2019/12/13 up

スピードワゴン小沢一敬が「最高にシビれる映画の名セリフ」を紹介! 第10回の名セリフは「本を借りて返さんとは無礼の極みだ」

「マイ・プレシャス・リスト」12/22(日)よる11:15他

取材・文=八木賢太郎

 映画を愛するスピードワゴンの小沢一敬さんならではの「僕が思う、最高にシビれるこの映画の名セリフ」をお届け。第10回は、ハーバード大卒の超天才だけど"コミュ力"ゼロのヒロインが、幸せを探して悪戦苦闘するさまを愛らしく描いた青春ラブ・コメディ『マイ・プレシャス・リスト』('16)。さて、どんな名セリフが飛び出すか?

──今回の作品は、また小沢さん好みな感じです。

小沢一敬(以下、小沢)「うん、面白かった。

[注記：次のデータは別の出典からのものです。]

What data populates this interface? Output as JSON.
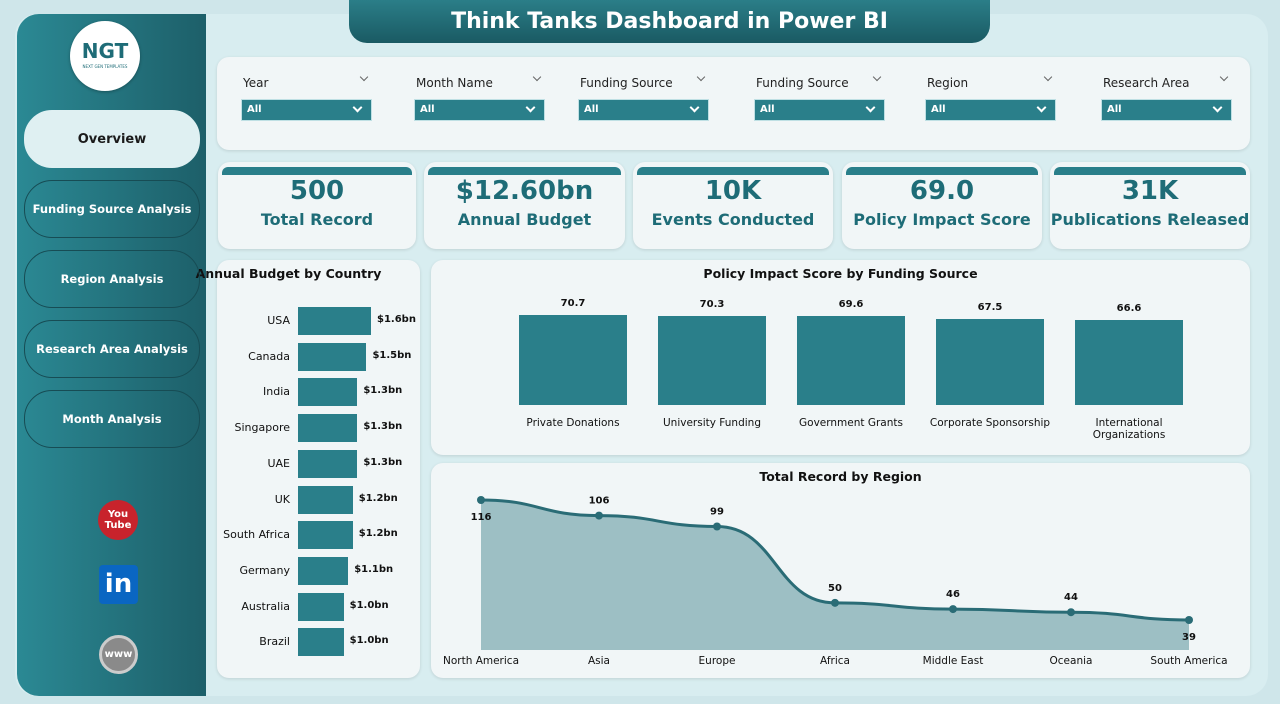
{
  "header": {
    "title": "Think Tanks Dashboard in Power BI",
    "logo": "NGT",
    "logo_sub": "NEXT GEN TEMPLATES"
  },
  "nav": [
    "Overview",
    "Funding Source Analysis",
    "Region Analysis",
    "Research Area Analysis",
    "Month Analysis"
  ],
  "social": {
    "youtube": [
      "You",
      "Tube"
    ],
    "linkedin": "in",
    "web": "www"
  },
  "filters": [
    {
      "label": "Year",
      "value": "All"
    },
    {
      "label": "Month Name",
      "value": "All"
    },
    {
      "label": "Funding Source",
      "value": "All"
    },
    {
      "label": "Funding Source",
      "value": "All"
    },
    {
      "label": "Region",
      "value": "All"
    },
    {
      "label": "Research Area",
      "value": "All"
    }
  ],
  "kpis": [
    {
      "value": "500",
      "label": "Total Record"
    },
    {
      "value": "$12.60bn",
      "label": "Annual Budget"
    },
    {
      "value": "10K",
      "label": "Events Conducted"
    },
    {
      "value": "69.0",
      "label": "Policy Impact Score"
    },
    {
      "value": "31K",
      "label": "Publications Released"
    }
  ],
  "chart_data": [
    {
      "type": "bar",
      "orientation": "horizontal",
      "title": "Annual Budget by Country",
      "color": "#2a7f8a",
      "categories": [
        "USA",
        "Canada",
        "India",
        "Singapore",
        "UAE",
        "UK",
        "South Africa",
        "Germany",
        "Australia",
        "Brazil"
      ],
      "values": [
        1.6,
        1.5,
        1.3,
        1.3,
        1.3,
        1.2,
        1.2,
        1.1,
        1.0,
        1.0
      ],
      "value_labels": [
        "$1.6bn",
        "$1.5bn",
        "$1.3bn",
        "$1.3bn",
        "$1.3bn",
        "$1.2bn",
        "$1.2bn",
        "$1.1bn",
        "$1.0bn",
        "$1.0bn"
      ]
    },
    {
      "type": "bar",
      "orientation": "vertical",
      "title": "Policy Impact Score by Funding Source",
      "color": "#2a7f8a",
      "categories": [
        "Private Donations",
        "University Funding",
        "Government Grants",
        "Corporate Sponsorship",
        "International Organizations"
      ],
      "values": [
        70.7,
        70.3,
        69.6,
        67.5,
        66.6
      ]
    },
    {
      "type": "area",
      "title": "Total Record by Region",
      "color": "#2a6c76",
      "fill": "#9dbfc4",
      "categories": [
        "North America",
        "Asia",
        "Europe",
        "Africa",
        "Middle East",
        "Oceania",
        "South America"
      ],
      "values": [
        116,
        106,
        99,
        50,
        46,
        44,
        39
      ]
    }
  ]
}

主人公の女の子が、セラピストから大みそかまでに実行すべき6つのリストを渡されるでしょ。つまりそれがマイ・プレシャス・リストってことになるんだけど、若い頃、俺も同じようなことをしてたんだよね」

小沢一敬さんの他のインタビューはこちら >

──それはどういうリストだったんですか?

小沢「お正月明けに相方(井戸田潤)と会ったときに『今年は必ずこれを実行しよう』っていうリストを作って、『これができなかったら、もう辞めよう』って」

──なるほど、コンビとしてのマイ・プレシャス・リスト。

小沢「そうそう。当時、全くの手探り状態で東京に出てきて、どうやったら仕事が増えるのかも分からなかったから。とりあえず目の前に課題を作って、それを一つずつクリアしていこうって毎年決めたのね、2人で。たとえば『今年はラジオでもいいからレギュラー番組を持つ』とか、『今年中に何かの大会で優勝する』とか。いつの間にか、それをやらなくなってしまったから、久々にまたリストを作ってみたいなぁと思ったね」

──今ならそのリストには何が入りますか?

小沢「今やりたいこと? う〜ん......、『ライターでたばこに火をつける』(と言いながらたばこに着火)。もうクリアしちゃったね(笑)。たぶん、そのリストを作らなくなったってことは、ひょっとしたら、あの頃なりたかったものになれたのかもしれないし、逆に、あの頃みたいな向上心がなくなったのかもしれないし。なんか、この映画を観ながら、そんなことを考えたよ」

detail_191213_photo02.jpg© 2016 CARRIE PILBY PRODUCTIONS, LLC. ALL RIGHTS RESERVED.

──結局、そのリストは効果あったんですか?

小沢「それはね、レコーディング・ダイエットと同じで、毎日何かを意識してると、行動も変わってくるんだよ。今はもう、『毎日楽しけりゃいいや』しか考えてなくて、それはそれでいいんだけどさ、ときどき自分がどこに向かってるのか分かんなくなることもあるんだよ。山を登ってるのか、海へ向かってるのか。それに比べるとあの頃は、行きたい"どこか"が間違いなくあったんだよね」

──向かうべき目的地が明確だったと。

小沢「そういう意味では、こういうマイ・プレシャス・リストみたいなのを作れば、自分が今何を欲してるのか? どういう場所へ行きたいのか? そういうものが見えてくる。だからこの映画を観た人は、女子でも男子でも、昨日までの自分よりちょっと前に進むことができるし、そういうきっかけをもらえる作品だよね」

──脚本も、とてもよくできてましたよね。

小沢「そうだね。細かい伏線の回収というか、最初のほうに出てきたささいなセリフが後半で活きてくるとか、そういうのがとてもオシャレにできてて。だから、一度観た後にもう一回観たら、また違う面白さが出てくる映画かもしれないね」

──そんな中で今回、小沢さんがシビれた名セリフは?

小沢「本を借りて返さんとは無礼の極みだ」

※編集部注
ここから先はネタバレを含みますのでご注意ください。

──ハーバード大学を飛び級で卒業した天才少女キャリー(ベル・パウリー)には、大学時代に恋をしたハリソン教授(コリン・オドナヒュー)から深く傷つけられた過去がありました。そのことを知った父親(ガブリエル・バーン)が、娘が教授に貸していた大事な本を一緒に取り返しに行ったとき、帰り際に教授の顔面に強烈なパンチをお見舞いしながら言ったセリフですね。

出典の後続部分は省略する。